Protein Splicing mechanism; Shmuel Pietrokovski

FB Perler (New England Biolabs) and H Paulus (Boston , Biomedical Research Institute).  are the people contributed to the knowledge of Protein splicing; the diagrams below are just illustrations of the mechanism, that researches have understood.

Image result for Protein Splicing mechanism; Shmuel Pietrokovski


STEP 1: The N-terminal splice junction is activated by a N-O or N-S acyl rearrangement at the intein N-terminus that moves the N-extein to the side chain of the Ser/Cys at the intein N-terminus, forming the linear ester/thioester intermediate. A few inteins have been identified with a N-terminal Ala (A) (see Splicing motifs), although splicing has not been demonstrated with these inteins. Ala cannot undergo an acyl shift like Ser/Thr/Cys, since it doesn't have an hydroxyl/thiol side chain. However, these inteins may be active if the residues facilitating the reaction are still making the splice junction peptide bond more labile and if the C-extein Ser/Thr/Cys is in the proper position to attack the splice site; in this case, the downstream splice junction Ser/Thr/Cys would directly cleave the N-terminal splice junction peptide bond (see splicing pathway A in Xu 1994) to form the branch intermediate.

STEP 2: The upstream ester/thioester bond is attacked during a transesterification reaction by the hydroxyl/thiol group of the C-extein Ser/Thr/Cys, resulting in cleavage at the N-terminal splice junction and transfer of the N-extein to the side chain of the C-extein Ser/Thr/Cys, forming the branched protein intermediate.

STEP 3: The branch is resolved by cyclization of the conserved intein C-terminal Asn to form a succinimide ring, resulting in cleavage of the C-terminal splice junction.
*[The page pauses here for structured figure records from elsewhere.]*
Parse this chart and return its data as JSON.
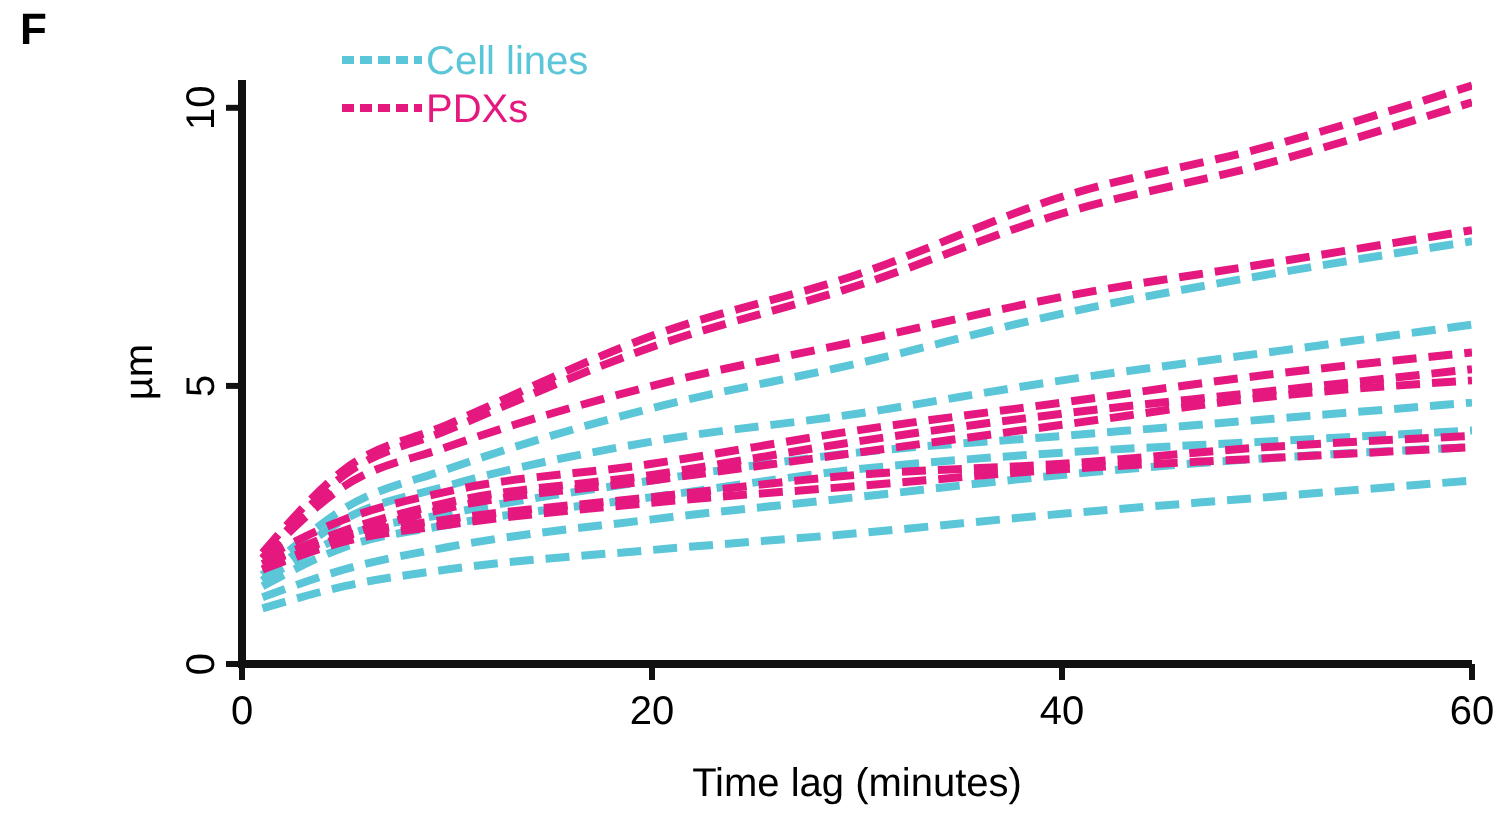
{
  "chart_data": {
    "type": "line",
    "title": "F",
    "xlabel": "Time lag (minutes)",
    "ylabel": "µm",
    "x": [
      1,
      5,
      10,
      20,
      30,
      40,
      50,
      60
    ],
    "xlim": [
      0,
      60
    ],
    "xticks": [
      0,
      20,
      40,
      60
    ],
    "ylim": [
      0,
      10.5
    ],
    "yticks": [
      0,
      5,
      10
    ],
    "grid": false,
    "legend": "top left",
    "line_style": "dashed",
    "marker": "none",
    "series": [
      {
        "name": "Cell lines",
        "color": "#5bc6d8",
        "values": [
          1.6,
          2.8,
          3.5,
          4.6,
          5.4,
          6.3,
          7.0,
          7.6
        ]
      },
      {
        "color": "#5bc6d8",
        "values": [
          1.5,
          2.6,
          3.2,
          4.0,
          4.5,
          5.1,
          5.6,
          6.1
        ]
      },
      {
        "color": "#5bc6d8",
        "values": [
          1.5,
          2.3,
          2.7,
          3.3,
          3.8,
          4.1,
          4.4,
          4.7
        ]
      },
      {
        "color": "#5bc6d8",
        "values": [
          1.4,
          2.1,
          2.5,
          3.0,
          3.5,
          3.8,
          4.0,
          4.2
        ]
      },
      {
        "color": "#5bc6d8",
        "values": [
          1.2,
          1.7,
          2.1,
          2.6,
          3.0,
          3.4,
          3.7,
          3.9
        ]
      },
      {
        "color": "#5bc6d8",
        "values": [
          1.0,
          1.4,
          1.7,
          2.05,
          2.35,
          2.7,
          3.0,
          3.3
        ]
      },
      {
        "name": "PDXs",
        "color": "#e5187f",
        "values": [
          2.0,
          3.5,
          4.3,
          5.9,
          7.0,
          8.4,
          9.3,
          10.4
        ]
      },
      {
        "color": "#e5187f",
        "values": [
          1.9,
          3.4,
          4.2,
          5.7,
          6.8,
          8.1,
          9.0,
          10.1
        ]
      },
      {
        "color": "#e5187f",
        "values": [
          1.9,
          3.2,
          3.9,
          5.0,
          5.8,
          6.6,
          7.2,
          7.8
        ]
      },
      {
        "color": "#e5187f",
        "values": [
          1.9,
          2.6,
          3.1,
          3.6,
          4.2,
          4.7,
          5.2,
          5.6
        ]
      },
      {
        "color": "#e5187f",
        "values": [
          1.8,
          2.4,
          2.9,
          3.4,
          4.0,
          4.5,
          4.9,
          5.3
        ]
      },
      {
        "color": "#e5187f",
        "values": [
          1.7,
          2.3,
          2.8,
          3.3,
          3.8,
          4.3,
          4.8,
          5.1
        ]
      },
      {
        "color": "#e5187f",
        "values": [
          1.8,
          2.3,
          2.6,
          3.0,
          3.4,
          3.6,
          3.9,
          4.1
        ]
      },
      {
        "color": "#e5187f",
        "values": [
          1.7,
          2.2,
          2.5,
          2.9,
          3.2,
          3.5,
          3.7,
          3.9
        ]
      }
    ]
  }
}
The succinimide can be hydrolyzed to form Asn or isoasparagine. A few inteins have been identified with a C-terminal Gln (Q) (see Splicing motifs); although splicing has not been demonstrated with these inteins, Gln is capable of undergoing a cyclization reaction just like Asn and should thus be able to substitute for Asn.

STEP 4: A spontaneous 0-N or S-N acyl rearrangement results in formation of a native peptide bond between the exteins.